The three countries worst affected by Ebola vaccinated more than three million children against diseases such as measles and polio.
Vaccination coverage was reduced previously as health clinics and healthcare workers focused on fighting the unprecedented outbreak of the virus.
“Because of Ebola, the community is wary. People are afraid to go to a health center because they think they might be suspected of having Ebola. But today, thanks to the sensitization that has been done, they have come to receive their vaccinations,” said Sarah Kaba, head of a village health center in Liberia.
Ebola remained a health concern on the continent as scientists and health workers battled the virus that has killed over 11,000 people.
The epidemic began when a 2-year-old boy fell ill in a remote Guinean village on December 26, 2013, and now risks dragging into 2016.
We met an Ebola survivor and nurse, Siah Tamba in Liberia who recovered from the virus. She usally gives much needed close-contact care and support to victims of the disease in Liberia.
Having beaten the disease, Siah is believed to have immunity from Ebola.

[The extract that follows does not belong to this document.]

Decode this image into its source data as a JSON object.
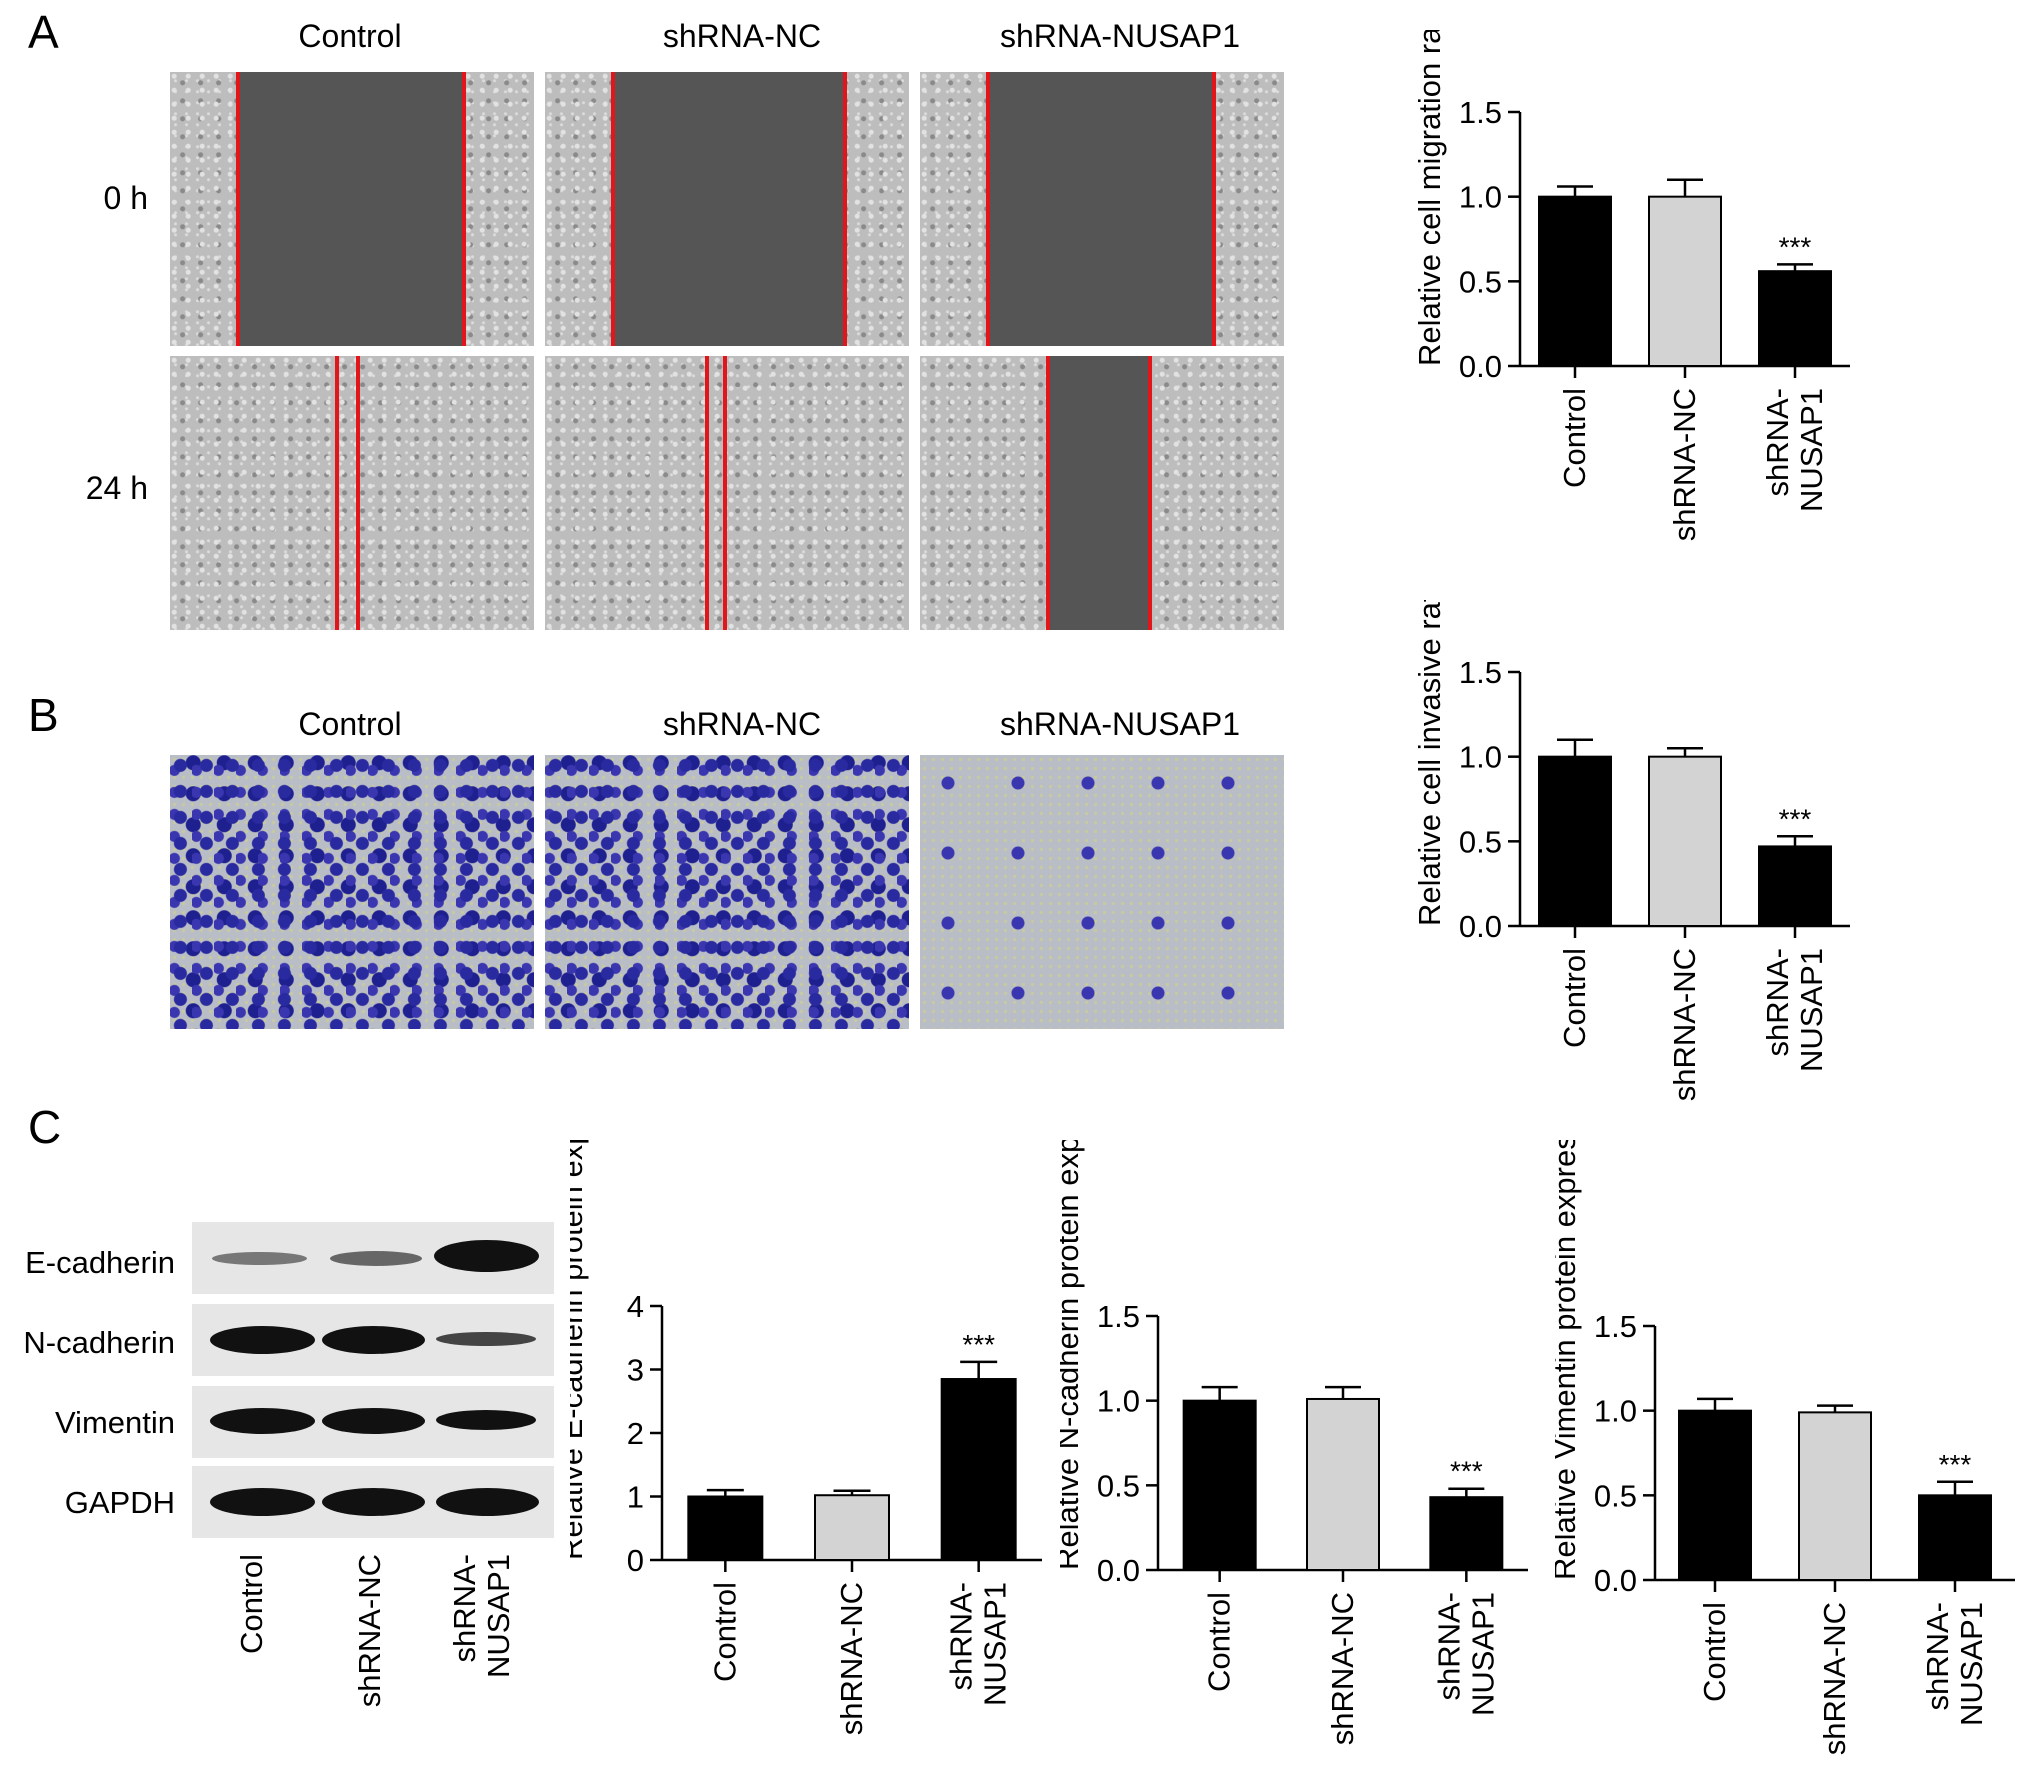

“As a survivor I know what Ebola means, more than you who is
standing there, that I have now really gone through that struggle. You see, by you working in this kind of place, in the ETU, giving care, taking care of the Ebola patients, you do so many works. You can start as a psychosocial giving them courage, giving them hope,” said Siah.
Rosanda village in northern Sierra Leone had been placed under quarantine after a new suspected case of Ebola was reported. A group known as “Hotspot Busters” went out at the time to create awareness about the virus, educating the community on how to minimize the damaging effects of this epidemic.
“The Hotspot Busters have created, through the support of UNICEF, awareness to the community’s people. Now they are aware that whenever someone is sick or someone complains of anything, they call immediately the hotline,” said Anthony Sesay, the northern region coordinator for health for all Coalition.
In March Liberians marked Decoration Day, when relatives honor the dead by laying flowers and spending time at their graves. It was a time for those who lost their loved ones to Ebola to seek some closure – many victims are cremated or buried in mass graves without funerals to avoid the risk of spreading infection through the highly contagious bodies, Almost 10,000 people had died in Guinea, Sierra Leone and Liberia at the time.
“They was burning people at first, we never thought about grave. But for now for us here we have got grave and transferring those bodies here really it’s something great,” said Donwon Dahn, an Ebola Survivor.
On November 28, a one-month-old baby girl named Nubia, who was Guinea’s last reported Ebola case left hospital delighting medical staff and putting the country on course to be declared free of the virus.
Guinea will become officially Ebola-free after 42 days if no new cases are reported following the recovery of baby Nubia — said to be the first baby to survive, after being born to an infected mother.
Nubia’s mother didn’t survive the virus. The baby was handed over to her family who came to meet her for the first time.
“I am happy today, because since her birth I have never seen her. Today, thanks to God for putting her in the hands of these doctors here who took care of her and she will be released. It makes me happy – and it makes the people of Guinea happy,” said Saidouba Soumatt, Nubia’s Father.
Nubia, who was born Ebola-positive and named after an MSF nurse, was able to survive due to experimental drugs as well as round-the-clock care given by a 20-strong team.
Scientists are closely monitoring the virus and warn that Ebola can lie dormant and hide in parts of the body such as the eyes and testicles, and rare cases of the virus re-emerging have been reported.
A new outbreak has been reported in Liberia months after the country was declared free of the virus thought to have stemmed from a survivor who became infectious again after her immune system was weakened by pregnancy.